Tapi sudahlah. Memaki-maki tv yang rusak juga tidak akan mungkin memperbaikinya. Satu-satu nya jalan paling masuk akal adalah segera memperbaikinya secara cepat, sebelum kita mengalami kerugian secara turun temurun hanya karna doyan memaki keadaan tanpa memikirkan solusinya.
Yang paling mungkin dari anak muda adalah keresahan akibat miskinnya pengalaman. Kekuatan maha dahsyat yang tersimpan disetiap diri pemuda (ingin tau,belajar,mencoba) sebenarnya merupakan kecendrungan manusiawi bagi setiap proses yang dialaminya sebagai pemuda. Meski kadang ada kondisi yang melemparnya pada situasi yang mematikan keresahannya tersebut. Menurut amatan saya, ada tiga tipe pemuda di era reforamasi ini. Ada pemuda yang mengerti zamannya, tapi enggan menanggapinya. Tipe yang ini biasa terlahir sebagai kelompok yang mekanik ; sekolah yang rajin, kuliah yang cerdas, setelah lulus cari pekerjaan yang mapan.  Ada pemuda yang paham zamannya tapi enggan merubahnya. Tipe yang ini, biasanya opurtunis. Mengerti kondisi zamannya, tau cara memperbaikinya tapi enggan melawan arus besar dan lebih memilih untuk mengikuti arus besar tersebut.
Dan yang terakhir pemuda yang paham zamannya dan berupaya untuk mencoba melakukan perubahan.
Kelompok yang terakhir yang menarik untuk kita tela’ah sebagai bekal optimisme kita.
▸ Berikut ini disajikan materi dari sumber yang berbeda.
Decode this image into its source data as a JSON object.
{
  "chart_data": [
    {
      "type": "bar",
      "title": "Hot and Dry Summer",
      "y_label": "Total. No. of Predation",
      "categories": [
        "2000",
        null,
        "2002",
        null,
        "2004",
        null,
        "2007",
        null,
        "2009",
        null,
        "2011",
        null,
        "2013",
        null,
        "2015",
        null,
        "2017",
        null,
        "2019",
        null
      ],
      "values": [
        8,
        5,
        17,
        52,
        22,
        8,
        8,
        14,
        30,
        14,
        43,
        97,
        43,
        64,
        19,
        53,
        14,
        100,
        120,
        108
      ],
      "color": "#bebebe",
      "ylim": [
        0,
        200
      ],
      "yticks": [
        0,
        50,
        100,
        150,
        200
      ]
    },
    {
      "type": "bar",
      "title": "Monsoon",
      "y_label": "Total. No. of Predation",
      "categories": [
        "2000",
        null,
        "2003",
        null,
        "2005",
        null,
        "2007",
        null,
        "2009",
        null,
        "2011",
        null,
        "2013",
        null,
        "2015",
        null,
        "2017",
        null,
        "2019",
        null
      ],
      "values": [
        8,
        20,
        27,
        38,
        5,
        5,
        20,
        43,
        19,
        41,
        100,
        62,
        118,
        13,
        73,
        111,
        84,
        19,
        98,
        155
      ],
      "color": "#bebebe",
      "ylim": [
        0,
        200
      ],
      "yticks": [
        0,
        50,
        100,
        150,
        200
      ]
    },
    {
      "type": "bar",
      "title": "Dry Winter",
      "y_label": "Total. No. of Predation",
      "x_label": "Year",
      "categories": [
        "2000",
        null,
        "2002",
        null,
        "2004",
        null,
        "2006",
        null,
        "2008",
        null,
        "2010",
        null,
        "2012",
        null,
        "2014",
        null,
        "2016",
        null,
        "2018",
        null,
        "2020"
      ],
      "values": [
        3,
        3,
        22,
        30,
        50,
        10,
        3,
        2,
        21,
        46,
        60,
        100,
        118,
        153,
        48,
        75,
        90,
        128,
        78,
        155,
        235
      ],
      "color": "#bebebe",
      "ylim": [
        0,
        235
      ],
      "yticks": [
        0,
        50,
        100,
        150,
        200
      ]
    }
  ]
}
Sebagian anda tentu pernah dengar Iphod rigt. Seorang pengusaha muda yang sukses. Menurut Iphod perubahan anak muda indonesia, harus dengan pembangunan ekonomi yang mapan dari kewirausahaan. Dia tidak hanya berkoar tentang konsep Indonesia berdaya yang digagasnya, tapi dia juga membuktikannya pada dirinya sendiri. Iphod kebetulan yang terpublis, meski ada iphod-iphod lain yang melihat kekuatan perubahan ada pada spirit kewirausahaan pemuda. Beberapa tayangan di tv menampilkan profil mereka. Meski yang mereka gagas itu belum merupakan sesuatu yang menarik di kalangan anak muda kebanyakan. Mereka masih golongan kecil yang terus berupaya mempengaruhi yang banyak ini.
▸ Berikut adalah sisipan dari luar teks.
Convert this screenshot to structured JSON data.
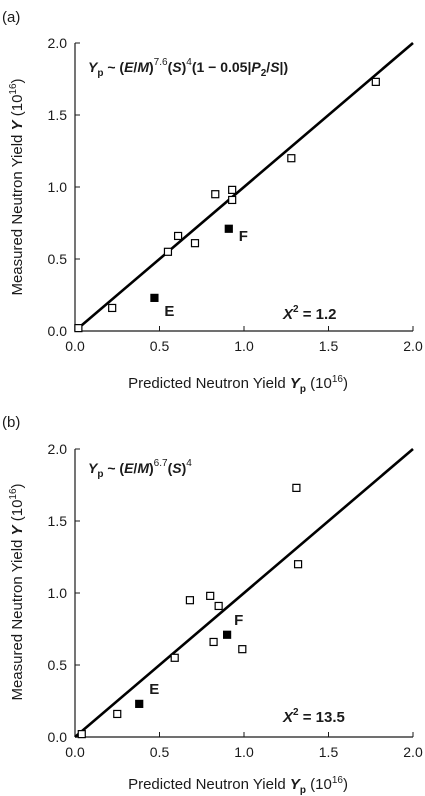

Anda juga tentu pernah mendengar Anis Baswedan dengan gagasan Indonesia Mengajar-nya. Anis Baswedan melihat dunia pendidikanlah syarat mutlak pintu perubahan bangsa ini. Kegiatan Indonesia Mengajar sedikit banyak memberi inspirasi bagi anak-anak muda negeri ini. Meski juga belum banyak yang mau bergerak untuk menghadirkan inovasi-inovasi menarik di dunia pendidikan.
Dan secara pribadi saya memilih Budiman Sudjadmiko sebagai politisi muda paling amanah. Pada sepak terjang politiknya di DPR RI sedikit banyak saya ikuti, dia memiliki isu yang fokus, ideologisasi yang kuat dan gagasan yang mencengangkan di dunia politik. Meski belum bisa mempengaruhi kekuatan besar, Budiman di dunia politik cukup fenomenal dan kaya ide. Meski Budiman juga mungkin tidak sendiri, ada sebagian kecil politisi muda di daerah-daerah yang tidak hanya menikmati fasilitas dan haus kekuasaan dalam berpolitik tapi juga berpayah-payah memperbaiki kondisi konstituen yang diwakilkannya.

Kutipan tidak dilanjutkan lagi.